L7’s ESP software solution has taken on concepts from Robotic Process Automation (RPA) composable unified platforms with an FDA regulatory compliant framework, which is applicable to the manufacturing scene. Applying such a digital solution can take anywhere from 3 to 9 months, said Rangadass, depending on the complexity of the process, the quality control (QC) process, and the manufacturing process. When a system has become digitized, the application speed increases. L7 customers tend to start the digitalization process with QC and batch records.
“We want to remove barriers to connectivity. We have connectors to 150 different wire process equipment, environmental monitoring systems, software systems, etc. These connectors play an important part, and we package them as part of the platform to reduce any kind of impedance for customers,” said Randagass. “While connectors are very easy and cheap to build, not having them in one place is a challenge, so we package all the connectors so customers can easily deploy the platform and that gives them contextualized data whether it’s environmental or from the wire process equipment.”

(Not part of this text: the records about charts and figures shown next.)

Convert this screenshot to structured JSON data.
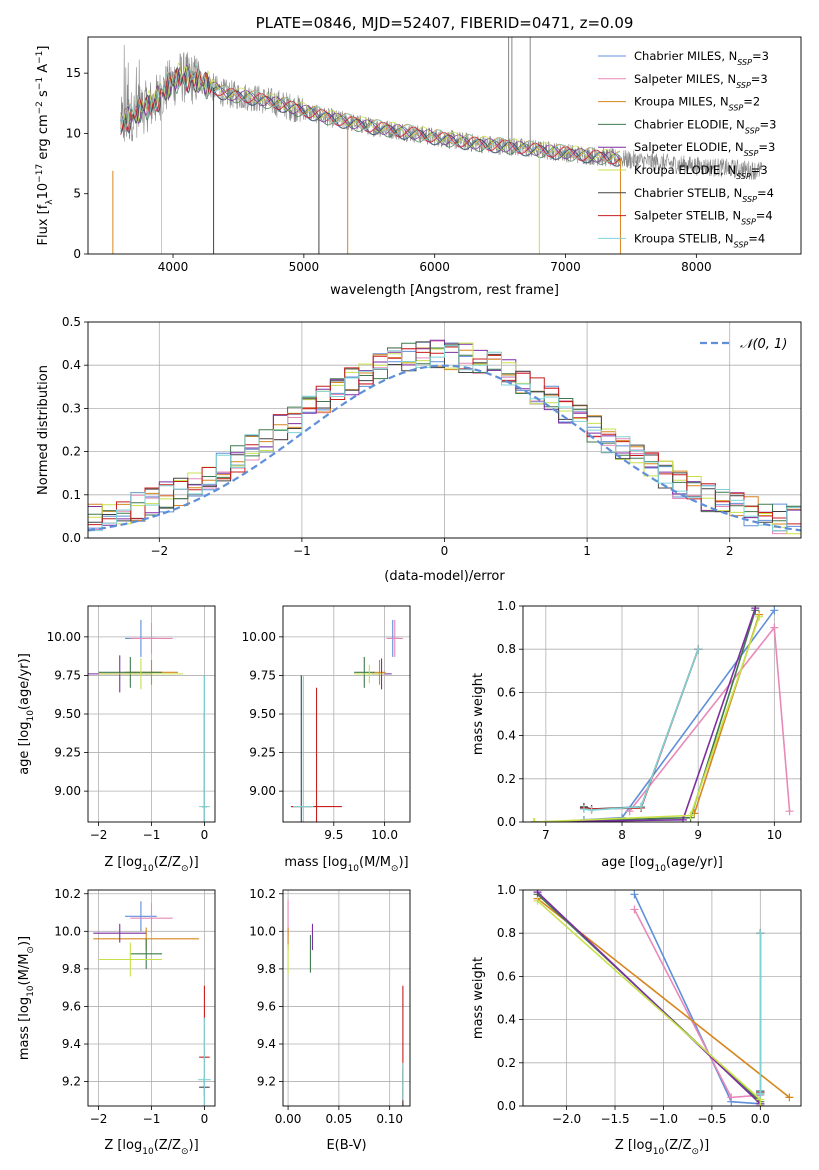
{
  "colors": {
    "chabrier_miles": "#5f8fd8",
    "salpeter_miles": "#e88ab9",
    "kroupa_miles": "#d6861f",
    "chabrier_elodie": "#3f7a4c",
    "salpeter_elodie": "#7e2fa3",
    "kroupa_elodie": "#c8e04a",
    "chabrier_stelib": "#444444",
    "salpeter_stelib": "#c81e1e",
    "kroupa_stelib": "#7fd3d6",
    "data": "#888888",
    "normal": "#5f8fd8"
  },
  "chart_data": [
    {
      "id": "spectrum",
      "type": "line",
      "title": "PLATE=0846, MJD=52407, FIBERID=0471, z=0.09",
      "xlabel": "wavelength [Angstrom, rest frame]",
      "ylabel_parts": [
        "Flux [f",
        "λ",
        "10",
        "−17",
        " erg cm",
        "−2",
        " s",
        "−1",
        " A",
        "−1",
        "]"
      ],
      "xlim": [
        3350,
        8800
      ],
      "ylim": [
        0,
        18
      ],
      "xticks": [
        4000,
        5000,
        6000,
        7000,
        8000
      ],
      "yticks": [
        0,
        5,
        10,
        15
      ],
      "legend_position": "top-right",
      "legend": [
        {
          "model": "Chabrier MILES",
          "n": "3",
          "color_key": "chabrier_miles"
        },
        {
          "model": "Salpeter MILES",
          "n": "3",
          "color_key": "salpeter_miles"
        },
        {
          "model": "Kroupa MILES",
          "n": "2",
          "color_key": "kroupa_miles"
        },
        {
          "model": "Chabrier ELODIE",
          "n": "3",
          "color_key": "chabrier_elodie"
        },
        {
          "model": "Salpeter ELODIE",
          "n": "3",
          "color_key": "salpeter_elodie"
        },
        {
          "model": "Kroupa ELODIE",
          "n": "3",
          "color_key": "kroupa_elodie"
        },
        {
          "model": "Chabrier STELIB",
          "n": "4",
          "color_key": "chabrier_stelib"
        },
        {
          "model": "Salpeter STELIB",
          "n": "4",
          "color_key": "salpeter_stelib"
        },
        {
          "model": "Kroupa STELIB",
          "n": "4",
          "color_key": "kroupa_stelib"
        }
      ],
      "legend_sub": "SSP",
      "continuum": [
        [
          3600,
          10.8
        ],
        [
          3750,
          12.0
        ],
        [
          3850,
          12.5
        ],
        [
          3950,
          13.8
        ],
        [
          4050,
          14.7
        ],
        [
          4200,
          14.4
        ],
        [
          4400,
          13.3
        ],
        [
          4600,
          13.0
        ],
        [
          4800,
          12.5
        ],
        [
          5000,
          11.9
        ],
        [
          5200,
          11.3
        ],
        [
          5500,
          10.6
        ],
        [
          5800,
          10.1
        ],
        [
          6000,
          9.7
        ],
        [
          6300,
          9.2
        ],
        [
          6600,
          8.9
        ],
        [
          7000,
          8.4
        ],
        [
          7500,
          7.8
        ],
        [
          8000,
          7.3
        ],
        [
          8500,
          6.9
        ]
      ],
      "model_range": [
        3600,
        7420
      ],
      "data_range": [
        3600,
        8500
      ],
      "spikes": [
        {
          "x": 3540,
          "min": 0,
          "color_key": "kroupa_miles"
        },
        {
          "x": 3912,
          "min": 0,
          "color_key": "kroupa_elodie"
        },
        {
          "x": 4310,
          "min": 0,
          "color_key": "chabrier_stelib"
        },
        {
          "x": 5115,
          "min": 0,
          "color_key": "chabrier_stelib"
        },
        {
          "x": 5335,
          "min": 0,
          "color_key": "kroupa_miles"
        },
        {
          "x": 6800,
          "min": 0,
          "color_key": "kroupa_elodie"
        },
        {
          "x": 7420,
          "min": 0,
          "color_key": "kroupa_miles"
        },
        {
          "x": 6565,
          "max": 18,
          "color_key": "data"
        },
        {
          "x": 6590,
          "max": 18,
          "color_key": "data"
        },
        {
          "x": 6730,
          "max": 18,
          "color_key": "data"
        }
      ]
    },
    {
      "id": "residuals",
      "type": "histogram",
      "xlabel": "(data-model)/error",
      "ylabel": "Normed distribution",
      "xlim": [
        -2.5,
        2.5
      ],
      "ylim": [
        0,
        0.5
      ],
      "xticks": [
        -2,
        -1,
        0,
        1,
        2
      ],
      "yticks": [
        0.0,
        0.1,
        0.2,
        0.3,
        0.4,
        0.5
      ],
      "grid": true,
      "bin_width": 0.1,
      "legend_position": "top-right",
      "normal_label": "𝒩(0, 1)",
      "normal_mean": 0,
      "normal_sigma": 1
    },
    {
      "id": "age_vs_Z",
      "type": "errorbar",
      "xlabel_parts": [
        "Z [log",
        "10",
        "(Z/Z",
        "⊙",
        ")]"
      ],
      "ylabel_parts": [
        "age  [log",
        "10",
        "(age/yr)]"
      ],
      "xlim": [
        -2.2,
        0.2
      ],
      "ylim": [
        8.8,
        10.2
      ],
      "xticks": [
        -2,
        -1,
        0
      ],
      "yticks": [
        9.0,
        9.25,
        9.5,
        9.75,
        10.0
      ],
      "grid": true,
      "points": [
        {
          "color_key": "chabrier_miles",
          "x": -1.2,
          "y": 9.99,
          "xerr": 0.3,
          "yerr": 0.12
        },
        {
          "color_key": "salpeter_miles",
          "x": -1.0,
          "y": 9.99,
          "xerr": 0.4,
          "yerr": 0.1
        },
        {
          "color_key": "kroupa_miles",
          "x": -1.0,
          "y": 9.77,
          "xerr": 0.5,
          "yerr": 0.08
        },
        {
          "color_key": "chabrier_elodie",
          "x": -1.4,
          "y": 9.77,
          "xerr": 0.6,
          "yerr": 0.1
        },
        {
          "color_key": "salpeter_elodie",
          "x": -1.6,
          "y": 9.76,
          "xerr": 0.6,
          "yerr": 0.12
        },
        {
          "color_key": "kroupa_elodie",
          "x": -1.2,
          "y": 9.76,
          "xerr": 0.8,
          "yerr": 0.1
        },
        {
          "color_key": "chabrier_stelib",
          "x": 0.0,
          "y": 8.9,
          "xerr": 0.05,
          "yerr": 0.85
        },
        {
          "color_key": "salpeter_stelib",
          "x": 0.0,
          "y": 8.9,
          "xerr": 0.05,
          "yerr": 0.6
        },
        {
          "color_key": "kroupa_stelib",
          "x": 0.0,
          "y": 8.9,
          "xerr": 0.1,
          "yerr": 0.85
        }
      ]
    },
    {
      "id": "age_vs_mass",
      "type": "errorbar",
      "xlabel_parts": [
        "mass [log",
        "10",
        "(M/M",
        "⊙",
        ")]"
      ],
      "xlim": [
        9.0,
        10.25
      ],
      "ylim": [
        8.8,
        10.2
      ],
      "xticks": [
        9.5,
        10.0
      ],
      "yticks": [
        9.0,
        9.25,
        9.5,
        9.75,
        10.0
      ],
      "grid": true,
      "points": [
        {
          "color_key": "chabrier_miles",
          "x": 10.08,
          "y": 9.99,
          "xerr": 0.06,
          "yerr": 0.12
        },
        {
          "color_key": "salpeter_miles",
          "x": 10.1,
          "y": 9.99,
          "xerr": 0.08,
          "yerr": 0.12
        },
        {
          "color_key": "kroupa_miles",
          "x": 9.95,
          "y": 9.77,
          "xerr": 0.06,
          "yerr": 0.08
        },
        {
          "color_key": "chabrier_elodie",
          "x": 9.8,
          "y": 9.77,
          "xerr": 0.1,
          "yerr": 0.1
        },
        {
          "color_key": "salpeter_elodie",
          "x": 9.97,
          "y": 9.76,
          "xerr": 0.1,
          "yerr": 0.1
        },
        {
          "color_key": "kroupa_elodie",
          "x": 9.85,
          "y": 9.76,
          "xerr": 0.15,
          "yerr": 0.06
        },
        {
          "color_key": "chabrier_stelib",
          "x": 9.18,
          "y": 8.9,
          "xerr": 0.1,
          "yerr": 0.85
        },
        {
          "color_key": "salpeter_stelib",
          "x": 9.33,
          "y": 8.9,
          "xerr": 0.25,
          "yerr": 0.77
        },
        {
          "color_key": "kroupa_stelib",
          "x": 9.2,
          "y": 8.9,
          "xerr": 0.1,
          "yerr": 0.85
        }
      ]
    },
    {
      "id": "weight_vs_age",
      "type": "line",
      "xlabel_parts": [
        "age  [log",
        "10",
        "(age/yr)]"
      ],
      "ylabel": "mass weight",
      "xlim": [
        6.7,
        10.35
      ],
      "ylim": [
        0,
        1
      ],
      "xticks": [
        7,
        8,
        9,
        10
      ],
      "yticks": [
        0.0,
        0.2,
        0.4,
        0.6,
        0.8,
        1.0
      ],
      "grid": true,
      "series": [
        {
          "color_key": "chabrier_miles",
          "x": [
            7.5,
            8.0,
            10.0
          ],
          "y": [
            0.01,
            0.02,
            0.98
          ]
        },
        {
          "color_key": "salpeter_miles",
          "x": [
            8.1,
            10.0,
            10.2
          ],
          "y": [
            0.05,
            0.9,
            0.05
          ]
        },
        {
          "color_key": "kroupa_miles",
          "x": [
            8.95,
            9.8
          ],
          "y": [
            0.04,
            0.96
          ]
        },
        {
          "color_key": "chabrier_elodie",
          "x": [
            6.85,
            8.9,
            9.75
          ],
          "y": [
            0.0,
            0.02,
            0.98
          ]
        },
        {
          "color_key": "salpeter_elodie",
          "x": [
            6.85,
            8.8,
            9.75
          ],
          "y": [
            0.0,
            0.01,
            0.99
          ]
        },
        {
          "color_key": "kroupa_elodie",
          "x": [
            6.85,
            8.9,
            9.8
          ],
          "y": [
            0.0,
            0.03,
            0.95
          ]
        },
        {
          "color_key": "chabrier_stelib",
          "x": [
            7.5,
            7.6,
            8.25,
            9.0
          ],
          "y": [
            0.07,
            0.06,
            0.07,
            0.8
          ]
        },
        {
          "color_key": "salpeter_stelib",
          "x": [
            7.5,
            7.6,
            8.25,
            9.0
          ],
          "y": [
            0.065,
            0.06,
            0.065,
            0.8
          ]
        },
        {
          "color_key": "kroupa_stelib",
          "x": [
            7.5,
            7.6,
            8.25,
            9.0
          ],
          "y": [
            0.06,
            0.055,
            0.07,
            0.8
          ]
        }
      ]
    },
    {
      "id": "mass_vs_Z",
      "type": "errorbar",
      "xlabel_parts": [
        "Z [log",
        "10",
        "(Z/Z",
        "⊙",
        ")]"
      ],
      "ylabel_parts": [
        "mass [log",
        "10",
        "(M/M",
        "⊙",
        ")]"
      ],
      "xlim": [
        -2.2,
        0.2
      ],
      "ylim": [
        9.07,
        10.22
      ],
      "xticks": [
        -2,
        -1,
        0
      ],
      "yticks": [
        9.2,
        9.4,
        9.6,
        9.8,
        10.0,
        10.2
      ],
      "grid": true,
      "points": [
        {
          "color_key": "chabrier_miles",
          "x": -1.2,
          "y": 10.08,
          "xerr": 0.3,
          "yerr": 0.08
        },
        {
          "color_key": "salpeter_miles",
          "x": -1.0,
          "y": 10.07,
          "xerr": 0.4,
          "yerr": 0.08
        },
        {
          "color_key": "kroupa_miles",
          "x": -1.1,
          "y": 9.96,
          "xerr": 1.0,
          "yerr": 0.06
        },
        {
          "color_key": "chabrier_elodie",
          "x": -1.1,
          "y": 9.88,
          "xerr": 0.3,
          "yerr": 0.08
        },
        {
          "color_key": "salpeter_elodie",
          "x": -1.6,
          "y": 9.99,
          "xerr": 0.5,
          "yerr": 0.05
        },
        {
          "color_key": "kroupa_elodie",
          "x": -1.4,
          "y": 9.85,
          "xerr": 0.6,
          "yerr": 0.09
        },
        {
          "color_key": "chabrier_stelib",
          "x": 0.0,
          "y": 9.17,
          "xerr": 0.1,
          "yerr": 0.05
        },
        {
          "color_key": "salpeter_stelib",
          "x": 0.0,
          "y": 9.33,
          "xerr": 0.1,
          "yerr": 0.38
        },
        {
          "color_key": "kroupa_stelib",
          "x": 0.0,
          "y": 9.21,
          "xerr": 0.12,
          "yerr": 0.33
        }
      ]
    },
    {
      "id": "mass_vs_ebv",
      "type": "errorbar",
      "xlabel": "E(B-V)",
      "xlim": [
        -0.005,
        0.12
      ],
      "ylim": [
        9.07,
        10.22
      ],
      "xticks": [
        0.0,
        0.05,
        0.1
      ],
      "yticks": [
        9.2,
        9.4,
        9.6,
        9.8,
        10.0,
        10.2
      ],
      "grid": true,
      "points": [
        {
          "color_key": "salpeter_miles",
          "x": 0.0,
          "y": 10.07,
          "xerr": 0.0,
          "yerr": 0.1
        },
        {
          "color_key": "kroupa_miles",
          "x": 0.0,
          "y": 9.96,
          "xerr": 0.0,
          "yerr": 0.06
        },
        {
          "color_key": "kroupa_elodie",
          "x": 0.0,
          "y": 9.85,
          "xerr": 0.0,
          "yerr": 0.08
        },
        {
          "color_key": "chabrier_elodie",
          "x": 0.022,
          "y": 9.88,
          "xerr": 0.0,
          "yerr": 0.1
        },
        {
          "color_key": "salpeter_elodie",
          "x": 0.024,
          "y": 9.97,
          "xerr": 0.0,
          "yerr": 0.07
        },
        {
          "color_key": "salpeter_stelib",
          "x": 0.113,
          "y": 9.33,
          "xerr": 0.0,
          "yerr": 0.38
        },
        {
          "color_key": "chabrier_stelib",
          "x": 0.113,
          "y": 9.17,
          "xerr": 0.0,
          "yerr": 0.1
        },
        {
          "color_key": "kroupa_stelib",
          "x": 0.113,
          "y": 9.2,
          "xerr": 0.0,
          "yerr": 0.1
        }
      ]
    },
    {
      "id": "weight_vs_Z",
      "type": "line",
      "xlabel_parts": [
        "Z [log",
        "10",
        "(Z/Z",
        "⊙",
        ")]"
      ],
      "ylabel": "mass weight",
      "xlim": [
        -2.45,
        0.42
      ],
      "ylim": [
        0,
        1
      ],
      "xticks": [
        -2.0,
        -1.5,
        -1.0,
        -0.5,
        0.0
      ],
      "yticks": [
        0.0,
        0.2,
        0.4,
        0.6,
        0.8,
        1.0
      ],
      "grid": true,
      "series": [
        {
          "color_key": "chabrier_miles",
          "x": [
            -1.3,
            -0.3,
            0.0
          ],
          "y": [
            0.98,
            0.02,
            0.01
          ]
        },
        {
          "color_key": "salpeter_miles",
          "x": [
            -1.3,
            -0.3,
            0.0
          ],
          "y": [
            0.91,
            0.04,
            0.05
          ]
        },
        {
          "color_key": "kroupa_miles",
          "x": [
            -2.3,
            0.3
          ],
          "y": [
            0.96,
            0.04
          ]
        },
        {
          "color_key": "chabrier_elodie",
          "x": [
            -2.3,
            0.0,
            0.0
          ],
          "y": [
            0.98,
            0.02,
            0.0
          ]
        },
        {
          "color_key": "salpeter_elodie",
          "x": [
            -2.3,
            0.0,
            0.0
          ],
          "y": [
            0.99,
            0.01,
            0.0
          ]
        },
        {
          "color_key": "kroupa_elodie",
          "x": [
            -2.3,
            0.0,
            0.0
          ],
          "y": [
            0.95,
            0.03,
            0.0
          ]
        },
        {
          "color_key": "chabrier_stelib",
          "x": [
            0.0,
            0.0,
            0.0,
            0.0
          ],
          "y": [
            0.07,
            0.06,
            0.07,
            0.8
          ]
        },
        {
          "color_key": "salpeter_stelib",
          "x": [
            0.0,
            0.0,
            0.0,
            0.0
          ],
          "y": [
            0.065,
            0.06,
            0.065,
            0.8
          ]
        },
        {
          "color_key": "kroupa_stelib",
          "x": [
            0.0,
            0.0,
            0.0,
            0.0
          ],
          "y": [
            0.06,
            0.055,
            0.07,
            0.8
          ]
        }
      ]
    }
  ]
}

Validation and the regulatory aspect
L7’s efforts towards regulatory compliance with ESP span to its creation as a Good Manufacturing Practice (GMP)-compliant platform, which can be up to 80% validated, meaning that customers need only drop in their processing and validate the last 20%.
Langer further pointed out that if companies choose a vendor in the GMP space, their platforms will come pre-validated, and from there they could build on the platform with no-code apps. Validation for no-code is also different from software validation in that it must be validated based on intended use, as in the end:
- the apps are instruments in processes for capturing data
- that data will prove the results, which
- further proves the companies are in control of the data and that they are in compliance.
Toni Manzano, CSO and co-founder of Aizon, an AI platform provider, added to this by explaining that the way to validate software with cloud web browsers has completely changed as technology has continued to evolve and we cannot make the assumptions once made about classical software.
“The FDA is even moving from classical computer system validation to computer system assessment where documentation is not the base of the pyramid. Risk assessment is now the base of the pyramid so you can see that everything is changing but you can assess the risk and act accordingly,” said Manzano. He explained that principle component analysis (PCA) can be used as a classic algorithm to find relationships between variables within data, but AI must come into the picture in order to make robust real-time processes to keep product manufacturing under statistical control. This involves critical factors that affect processes and which further rely on feedback from the floor, supplying data to run the AI and determine that it is working properly. Adoption of AI in validation and other processes, including data collection and management, can result in valuable predictive qualities within a manufacturing facility.
“Technology has come a long way in the last several years and will dramatically reduce the cost of information technology to use new platforms,” said Rangadass. “Digital transformation is necessary to reduce costs and increase the speed of drugs to market.”